Por Paulo Afonso Linhares, Professor da UERN
O nosso RN acomodado nessa esquina de Brasil é sabidamente riquíssimo em dotes naturais, que se transmudam em diversas vocações econômica, que vão da agricultura de subsistência à exploração de minerais estratégicos, como o tungstênio, ou nobres, como o ouro, passando pela commodity mais importante do mercado mundial que é o petróleo. Além do mais, é o Estado brasileiro de maior área costeira, onde exibe um rosário de praias cujas paisagens são quase antecipações da visão do paraíso.
Todavia, o RN sempre foi de modestas posses noutros itens vitais, bem atrás da maioria dos outros Estados nordestinos: na literatura, parece que somente se salva essa unanimidade que atendia pelo nome de Luiz da Câmara Cascudo, autor de portentosa obra de prestígio aqui e alhures; no direito, tivemos uma tradição de bons administrativistas, com destaque para o ex-ministro do STF, Amaro Cavalcanti e, sobretudo, Miguel Seabra Fagundes, autor do clássico O Controle dos atos administrativos pelo poder judiciário. Certamente o mais brilhante jurista potiguar, Fagundes tornou-se desembargador da Corte de Apelação (hoje Tribunal de Justiça) do Estado com apenas 25 anos, em 1935. Dez anos depois, foi nomeado governador do RN por Getúlio Vargas. Foi ainda Ministro da Justiça e de Negócios Interiores do Brasil, no governo Café Filho.
Ressalvadas essas exceções, nada de expressivo teve o RN. Sem grandes vultos na área jurídica, entretanto, sempre contou com bons juízes, advogados e promotores de justiça. Instalado em 1° de julho de 1892, o Tribunal de Justiça pode ser considerado como uma das boas cortes judiciais do Brasil. Como órgão de cúpula do Poder Judiciário estadual, o TJRN comanda um sistema que envolve 65 comarcas e 170 magistrados em atividade, aliás, número bem inferior ao necessário para normal funcionamento do sistema estadual de justiça.

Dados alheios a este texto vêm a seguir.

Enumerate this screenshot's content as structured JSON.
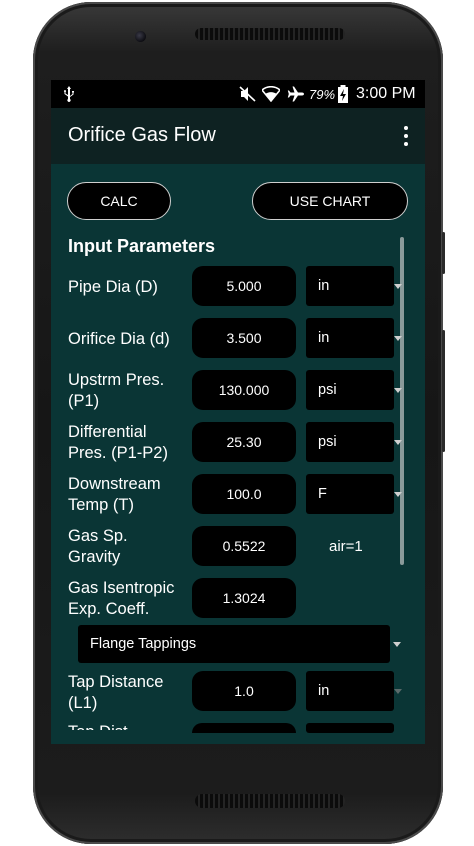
{
  "status": {
    "battery_pct": "79%",
    "time": "3:00 PM"
  },
  "app": {
    "title": "Orifice Gas Flow"
  },
  "buttons": {
    "calc": "CALC",
    "use_chart": "USE CHART"
  },
  "section_title": "Input Parameters",
  "rows": [
    {
      "label": "Pipe Dia (D)",
      "value": "5.000",
      "unit": "in"
    },
    {
      "label": "Orifice Dia (d)",
      "value": "3.500",
      "unit": "in"
    },
    {
      "label": "Upstrm Pres.",
      "label2": "(P1)",
      "value": "130.000",
      "unit": "psi"
    },
    {
      "label": "Differential",
      "label2": "Pres. (P1-P2)",
      "value": "25.30",
      "unit": "psi"
    },
    {
      "label": "Downstream",
      "label2": "Temp (T)",
      "value": "100.0",
      "unit": "F"
    },
    {
      "label": "Gas Sp.",
      "label2": "Gravity",
      "value": "0.5522",
      "unit_text": "air=1"
    },
    {
      "label": "Gas Isentropic",
      "label2": "Exp. Coeff.",
      "value": "1.3024"
    },
    {
      "label": "Tap Distance",
      "label2": "(L1)",
      "value": "1.0",
      "unit": "in"
    },
    {
      "label": "Tap Dist",
      "value": ""
    }
  ],
  "tapping_select": "Flange Tappings",
  "icons": {
    "usb": "usb-icon",
    "mute": "mute-icon",
    "wifi": "wifi-icon",
    "airplane": "airplane-icon",
    "battery": "battery-charging-icon",
    "overflow": "overflow-menu-icon",
    "dropdown": "dropdown-caret-icon"
  }
}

Talvez seja agora um dos momentos mais difíceis porque passa a magistratura potiguar, quando chega à opinião pública a revelação do escândalo que envolveria o desvio de cerca de 20 milhões de reais no setor de pagamento de precatórios, com acusações que atingem dois destacados – ex-presidentes – membros do TJRN. Os desembargadores Rafael Godeiro Sobrinho e Osvaldo Cruz respondem a processos instaurados no Conselho Nacional de Justiça e no Superior Tribunal Justiça. Esão presumidamente inocentes até prova em contrário; usando das garantias da ampla defesa e do contraditório, se defenderão das imputações que lhes faz a servidora Carla Ubarana, o pivô desse escândalo milionário. Qualquer que seja o resultado, espera-se um julgamento justo, sem mais nem menos. Justitia fiat!

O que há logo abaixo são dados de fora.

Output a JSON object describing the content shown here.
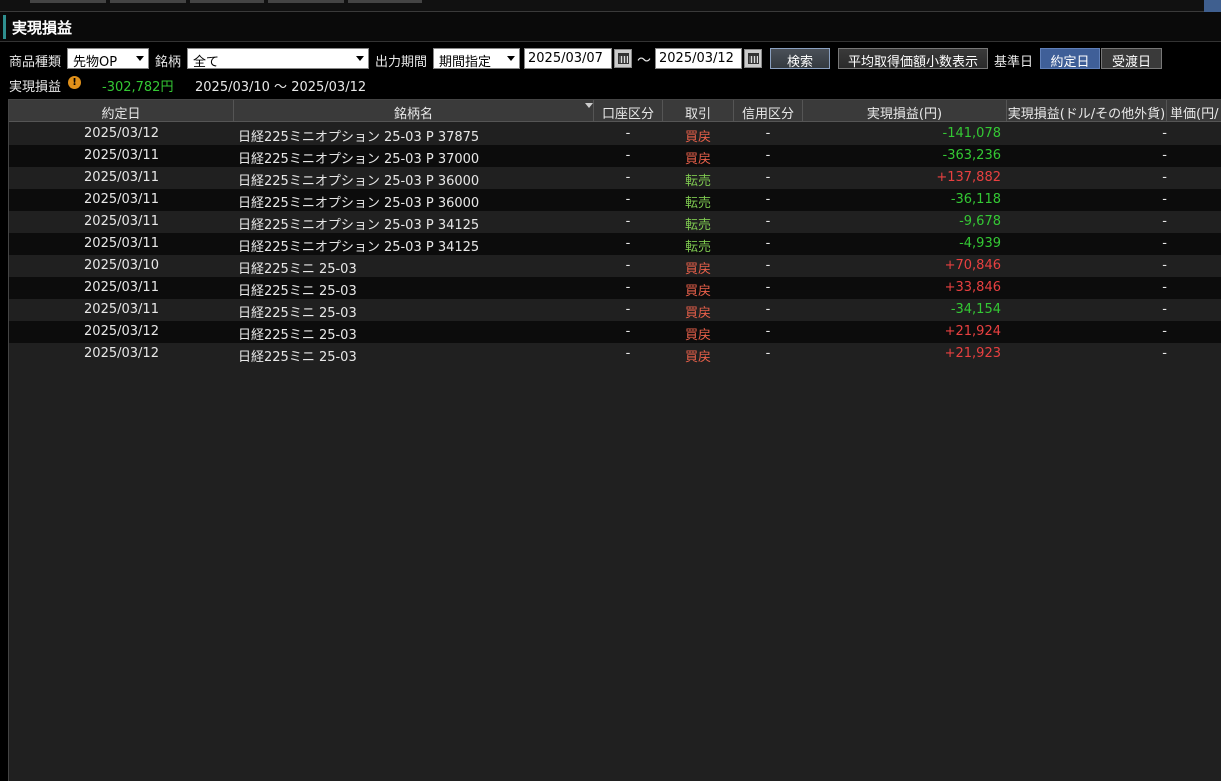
{
  "title": "実現損益",
  "filters": {
    "product_type_label": "商品種類",
    "product_type_value": "先物OP",
    "symbol_label": "銘柄",
    "symbol_value": "全て",
    "period_label": "出力期間",
    "period_value": "期間指定",
    "date_from": "2025/03/07",
    "range_sep": "～",
    "date_to": "2025/03/12",
    "search_button": "検索",
    "avg_price_button": "平均取得価額小数表示",
    "base_date_label": "基準日",
    "base_trade_date": "約定日",
    "base_delivery_date": "受渡日"
  },
  "summary": {
    "label": "実現損益",
    "value": "-302,782円",
    "range": "2025/03/10 ～ 2025/03/12"
  },
  "columns": [
    "約定日",
    "銘柄名",
    "口座区分",
    "取引",
    "信用区分",
    "実現損益(円)",
    "実現損益(ドル/その他外貨)",
    "単価(円/"
  ],
  "rows": [
    {
      "date": "2025/03/12",
      "name": "日経225ミニオプション 25-03 P 37875",
      "account": "-",
      "trade": "買戻",
      "trade_type": "buy",
      "credit": "-",
      "pl": "-141,078",
      "sign": "neg",
      "pl_fx": "-"
    },
    {
      "date": "2025/03/11",
      "name": "日経225ミニオプション 25-03 P 37000",
      "account": "-",
      "trade": "買戻",
      "trade_type": "buy",
      "credit": "-",
      "pl": "-363,236",
      "sign": "neg",
      "pl_fx": "-"
    },
    {
      "date": "2025/03/11",
      "name": "日経225ミニオプション 25-03 P 36000",
      "account": "-",
      "trade": "転売",
      "trade_type": "sell",
      "credit": "-",
      "pl": "+137,882",
      "sign": "pos",
      "pl_fx": "-"
    },
    {
      "date": "2025/03/11",
      "name": "日経225ミニオプション 25-03 P 36000",
      "account": "-",
      "trade": "転売",
      "trade_type": "sell",
      "credit": "-",
      "pl": "-36,118",
      "sign": "neg",
      "pl_fx": "-"
    },
    {
      "date": "2025/03/11",
      "name": "日経225ミニオプション 25-03 P 34125",
      "account": "-",
      "trade": "転売",
      "trade_type": "sell",
      "credit": "-",
      "pl": "-9,678",
      "sign": "neg",
      "pl_fx": "-"
    },
    {
      "date": "2025/03/11",
      "name": "日経225ミニオプション 25-03 P 34125",
      "account": "-",
      "trade": "転売",
      "trade_type": "sell",
      "credit": "-",
      "pl": "-4,939",
      "sign": "neg",
      "pl_fx": "-"
    },
    {
      "date": "2025/03/10",
      "name": "日経225ミニ 25-03",
      "account": "-",
      "trade": "買戻",
      "trade_type": "buy",
      "credit": "-",
      "pl": "+70,846",
      "sign": "pos",
      "pl_fx": "-"
    },
    {
      "date": "2025/03/11",
      "name": "日経225ミニ 25-03",
      "account": "-",
      "trade": "買戻",
      "trade_type": "buy",
      "credit": "-",
      "pl": "+33,846",
      "sign": "pos",
      "pl_fx": "-"
    },
    {
      "date": "2025/03/11",
      "name": "日経225ミニ 25-03",
      "account": "-",
      "trade": "買戻",
      "trade_type": "buy",
      "credit": "-",
      "pl": "-34,154",
      "sign": "neg",
      "pl_fx": "-"
    },
    {
      "date": "2025/03/12",
      "name": "日経225ミニ 25-03",
      "account": "-",
      "trade": "買戻",
      "trade_type": "buy",
      "credit": "-",
      "pl": "+21,924",
      "sign": "pos",
      "pl_fx": "-"
    },
    {
      "date": "2025/03/12",
      "name": "日経225ミニ 25-03",
      "account": "-",
      "trade": "買戻",
      "trade_type": "buy",
      "credit": "-",
      "pl": "+21,923",
      "sign": "pos",
      "pl_fx": "-"
    }
  ],
  "colors": {
    "positive": "#e84040",
    "negative": "#34c834",
    "buy_back": "#e8604a",
    "resell": "#7ec850",
    "active_tab": "#3f5f98",
    "warning": "#e0901a"
  },
  "icons": {
    "warning": "warning-icon",
    "calendar": "calendar-icon",
    "dropdown": "chevron-down-icon",
    "sort": "sort-down-icon"
  }
}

Aguarde-se o desfecho das apurações e as conclusões a que chegarão os colegiados antes referidos. Farão, decerto, julgamentos justos. Os julgamentos antecipados de algumas mídias sensacionalistas não devem ser levados em consideração, a despeito do constrangimento que tudo isso vem causando aos magistrados deste Estado, pessoas probas e cumpridoras de seus deveres funcionais, que nada têm a ver com os lastimáveis fatos mostrados em rede nacional de televisão, com todas as cores do cinismo da servidora Carla e de seu esposo Jorge que, acobertados pela delação premiada que negociaram com o Ministério Público, fizeram relatos estarrecedores de como o dinheiro publico foi torrado em viagens e artigos de alto luxo.

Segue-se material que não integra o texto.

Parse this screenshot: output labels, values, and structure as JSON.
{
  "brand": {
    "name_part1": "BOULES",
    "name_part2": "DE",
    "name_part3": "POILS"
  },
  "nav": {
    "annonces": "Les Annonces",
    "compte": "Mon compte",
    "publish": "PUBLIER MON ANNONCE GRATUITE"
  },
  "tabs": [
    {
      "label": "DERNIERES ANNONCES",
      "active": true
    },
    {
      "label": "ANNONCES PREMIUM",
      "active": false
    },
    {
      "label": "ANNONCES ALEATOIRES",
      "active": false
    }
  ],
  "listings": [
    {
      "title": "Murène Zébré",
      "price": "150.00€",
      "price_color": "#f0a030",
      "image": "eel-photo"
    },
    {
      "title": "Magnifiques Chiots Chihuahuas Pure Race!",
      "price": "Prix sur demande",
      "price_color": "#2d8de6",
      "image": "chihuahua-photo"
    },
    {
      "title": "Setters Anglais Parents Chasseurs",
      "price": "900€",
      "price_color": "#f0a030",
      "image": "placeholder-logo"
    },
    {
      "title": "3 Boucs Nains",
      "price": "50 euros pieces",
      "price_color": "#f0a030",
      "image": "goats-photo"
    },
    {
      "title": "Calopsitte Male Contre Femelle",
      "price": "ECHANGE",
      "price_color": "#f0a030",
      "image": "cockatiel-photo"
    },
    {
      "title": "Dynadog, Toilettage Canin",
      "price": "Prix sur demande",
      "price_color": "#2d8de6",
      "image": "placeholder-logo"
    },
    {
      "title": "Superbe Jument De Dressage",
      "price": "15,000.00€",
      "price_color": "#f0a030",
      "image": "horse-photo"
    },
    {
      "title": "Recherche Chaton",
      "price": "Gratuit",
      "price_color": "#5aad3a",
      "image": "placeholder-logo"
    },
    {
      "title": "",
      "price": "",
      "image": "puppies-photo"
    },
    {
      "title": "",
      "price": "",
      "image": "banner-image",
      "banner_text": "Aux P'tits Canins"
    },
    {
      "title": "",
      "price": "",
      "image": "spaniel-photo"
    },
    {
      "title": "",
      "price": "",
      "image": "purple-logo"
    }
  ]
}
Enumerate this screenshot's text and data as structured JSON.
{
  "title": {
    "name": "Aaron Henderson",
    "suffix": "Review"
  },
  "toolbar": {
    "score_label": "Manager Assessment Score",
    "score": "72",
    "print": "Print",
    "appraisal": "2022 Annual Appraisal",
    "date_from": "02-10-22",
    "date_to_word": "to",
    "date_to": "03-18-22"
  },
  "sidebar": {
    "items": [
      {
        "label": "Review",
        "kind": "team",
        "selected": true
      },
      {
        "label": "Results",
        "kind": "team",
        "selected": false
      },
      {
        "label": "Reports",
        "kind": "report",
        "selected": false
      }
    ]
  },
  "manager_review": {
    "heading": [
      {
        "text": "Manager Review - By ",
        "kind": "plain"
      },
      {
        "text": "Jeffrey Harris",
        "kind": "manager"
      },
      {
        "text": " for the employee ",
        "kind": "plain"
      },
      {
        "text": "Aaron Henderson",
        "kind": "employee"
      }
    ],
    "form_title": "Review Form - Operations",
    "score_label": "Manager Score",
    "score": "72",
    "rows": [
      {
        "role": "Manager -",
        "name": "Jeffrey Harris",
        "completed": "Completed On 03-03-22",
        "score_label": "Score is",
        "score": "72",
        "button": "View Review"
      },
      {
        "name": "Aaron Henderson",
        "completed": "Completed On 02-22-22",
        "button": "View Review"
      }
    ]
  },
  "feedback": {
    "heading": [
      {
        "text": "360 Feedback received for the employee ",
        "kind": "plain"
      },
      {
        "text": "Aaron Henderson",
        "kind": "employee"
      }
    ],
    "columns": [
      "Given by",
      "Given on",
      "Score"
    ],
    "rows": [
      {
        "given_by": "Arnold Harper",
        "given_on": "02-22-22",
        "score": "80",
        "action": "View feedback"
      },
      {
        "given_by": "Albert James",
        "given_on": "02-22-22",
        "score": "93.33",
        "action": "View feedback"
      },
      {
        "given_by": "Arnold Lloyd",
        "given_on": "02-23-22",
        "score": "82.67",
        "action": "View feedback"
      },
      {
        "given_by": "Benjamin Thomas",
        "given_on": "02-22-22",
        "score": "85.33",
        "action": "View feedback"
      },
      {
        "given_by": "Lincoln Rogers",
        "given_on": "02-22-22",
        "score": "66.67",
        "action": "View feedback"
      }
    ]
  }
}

Em sua grande maioria, os magistrados do RN, mulheres e homens, nada têm a ver com essas patifarias. E continuarão a prestar relevantíssimos serviços ao seu povo. Por isto, devem erguer a fronte e seguir adiante, sem vergonha alguma da toga que envergam e sem remorsos por aqueles que, porventura, não tenham dela sido dignos; se tiverem que jogar foram alguns frutos apodrecidos que o façam com destemor, porém, sempre e sempre, com Justiça. A cidadania deste RN deve muito à sua magistratura, aos seus juízes, mulheres e homens valorosos, à altura do brado que ressoa dos quatro primeiros versos do nosso hino: “Rio Grande do Norte esplendente / Indomado guerreiro e gentil, / Nem tua alma domina o insolente, / Nem o alarde o teu peito viril!” Sem favor ou bajulação pequenos, tenho dito.